Mais il a évolué, jusqu'à son beau contre-emploi dans Uranus ou dans le rôle complexe du père de Charlotte Gainsbourg dans ce chef d'oeuvre qu'est Merci la vie de Blier en 1991. En 1989, il était le mari timide et séduit par Lio dans Chambre à part de Jacky Cukier. On se souvient de lui dans le très bon film à sketches, Les secrets professionnels du Docteur Apfelglück. Peu à peu, il a changé de nature.
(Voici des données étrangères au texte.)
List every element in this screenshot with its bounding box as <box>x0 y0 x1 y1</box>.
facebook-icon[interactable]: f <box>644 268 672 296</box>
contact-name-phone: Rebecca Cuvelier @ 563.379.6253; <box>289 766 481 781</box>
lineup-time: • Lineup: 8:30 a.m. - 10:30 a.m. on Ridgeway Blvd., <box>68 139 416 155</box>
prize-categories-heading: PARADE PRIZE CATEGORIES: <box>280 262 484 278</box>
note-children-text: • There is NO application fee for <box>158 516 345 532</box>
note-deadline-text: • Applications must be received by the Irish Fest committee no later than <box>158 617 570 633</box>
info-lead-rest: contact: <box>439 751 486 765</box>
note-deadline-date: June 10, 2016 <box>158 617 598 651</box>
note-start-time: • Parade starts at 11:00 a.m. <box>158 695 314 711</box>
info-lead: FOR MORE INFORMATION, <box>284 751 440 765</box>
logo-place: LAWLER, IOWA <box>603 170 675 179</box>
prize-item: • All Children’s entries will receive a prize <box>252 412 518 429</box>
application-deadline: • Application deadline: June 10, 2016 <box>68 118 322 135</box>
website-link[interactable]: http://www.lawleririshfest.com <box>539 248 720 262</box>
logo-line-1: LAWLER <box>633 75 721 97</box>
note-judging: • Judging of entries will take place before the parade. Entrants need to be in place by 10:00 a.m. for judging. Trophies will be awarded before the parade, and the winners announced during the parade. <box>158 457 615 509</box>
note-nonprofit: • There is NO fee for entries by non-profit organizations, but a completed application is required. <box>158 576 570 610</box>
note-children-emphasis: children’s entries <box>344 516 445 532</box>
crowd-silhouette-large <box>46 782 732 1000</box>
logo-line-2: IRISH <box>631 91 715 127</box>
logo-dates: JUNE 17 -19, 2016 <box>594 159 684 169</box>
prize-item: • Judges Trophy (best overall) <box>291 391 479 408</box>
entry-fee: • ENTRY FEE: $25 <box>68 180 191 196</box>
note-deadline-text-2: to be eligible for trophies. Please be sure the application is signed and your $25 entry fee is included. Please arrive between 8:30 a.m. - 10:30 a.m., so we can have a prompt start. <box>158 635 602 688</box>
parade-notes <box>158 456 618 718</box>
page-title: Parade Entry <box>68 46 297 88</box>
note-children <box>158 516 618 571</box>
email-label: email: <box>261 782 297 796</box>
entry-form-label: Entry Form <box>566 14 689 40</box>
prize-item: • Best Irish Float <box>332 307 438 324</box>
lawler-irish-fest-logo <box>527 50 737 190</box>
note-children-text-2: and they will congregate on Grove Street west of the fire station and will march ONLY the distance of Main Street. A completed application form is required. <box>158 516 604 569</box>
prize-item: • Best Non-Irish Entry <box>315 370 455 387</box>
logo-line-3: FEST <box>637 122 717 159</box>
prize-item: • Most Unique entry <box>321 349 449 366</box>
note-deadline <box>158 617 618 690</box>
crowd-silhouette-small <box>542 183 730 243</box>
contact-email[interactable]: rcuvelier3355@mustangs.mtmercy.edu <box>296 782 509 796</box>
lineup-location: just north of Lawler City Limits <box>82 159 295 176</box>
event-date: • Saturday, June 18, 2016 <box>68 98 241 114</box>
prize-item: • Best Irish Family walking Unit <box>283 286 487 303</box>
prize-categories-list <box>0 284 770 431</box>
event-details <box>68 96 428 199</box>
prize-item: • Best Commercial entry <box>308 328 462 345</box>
On voit l'ambition d'acteur de Michel Blanc, et surtout une sensibilité extrêmement raffinée qui n'était pas évidente au début de sa carrière.
Cela conduit à cette excellente comédie sur la crise d'identité d'un acteur, Grosse Fatigue qu'il réalise en 1994, où Michel Blanc joue son propre rôle, un personnage touchant, fragile et plein d'angoisse. La mise en abyme est réjouissante mais aussi discrètement pessimiste. On l'aperçoit chez Peter Greenaway dans Prospero's book en 1991 ou dans Prêt à porter de Robert Altman. Il écrit et joue dans Le Monstre de Roberto Benigni. Il est frappant de voir que le physique atypique et les personnages d'abord caricaturaux de Blanc se sont éloignés et ont laissé place à un artiste complet et éclectique. Il retrouve parfois Patrice Leconte (pour Les Grands Ducs) mais il a tracé un chemin singulier, a imposé sa sensibilité.
Sensibilité contrastée
Michel Blanc livre une réalisation surprenante et très sombre avec Daniel Auteuil, Mauvaise passe en 1999 où un homme se faisait gigolo à Londres, vivant une lente descente aux enfers, pour s'évader de sa vie trop bien rangée. Dans sa mise en scène suivante, en 2002, l'excellent Embrassez qui vous voudrez, il campe un époux maladivement jaloux et totalement névrosé, voyant des signes de la trahison supposée de sa femme un peu partout. Evidemment, son acharnement est drôle, mais ce qu'il souligne avant tout, c'est le mal de vivre absolu de son personnage. Il était l'homme attendrissant et un peu pathétique qui cherchait l'amour à l'est dans Je vous trouve très beau de Isabelle Mergault en 2006. Il se prêtait à un policier dans Madame Edouard de Nadine Monfils en 2004.
S'il retrouve sa tribu d'antan pour une réunion depuis longtemps attendue avec Les Bronzés 3 de Patrice Leconte, ce retour à Jean Claude Dusse a quelque chose d'incongru. On a vu dans ses rôles, comme dans ses réalisations que Michel Blanc est bien davantage que ce caractère qui l'a rendu populaire, beaucoup plus complexe et aussi plus tourmenté à l'occasion (dans Les Témoins de André Téchiné ou Le Deuxième souffle, polar de Alain Corneau ou il croise de nouveau Daniel Auteuil). Il est du bel ensemble audacieux formé par Musée Haut, musée bas de Jean-Michel Ribes, ou encore dans la comédie lycéenne Nos 18 ans où il est un prof peu commode.
D'abord cantonné à un emploi, Michel Blanc est un talent qui s'est révélé peu à peu, bien loin des évidences et des personnages parodiques qu'il a d'abord incarnés et inspirés. Ainsi, à côté d'une dimension populaire qui a indéniablement marqué les esprits, il a cette dimension plus profonde et plus sombre, une nature à la fois comique et désespérée, suggérant souvent le mal de vivre ou la mélancolie.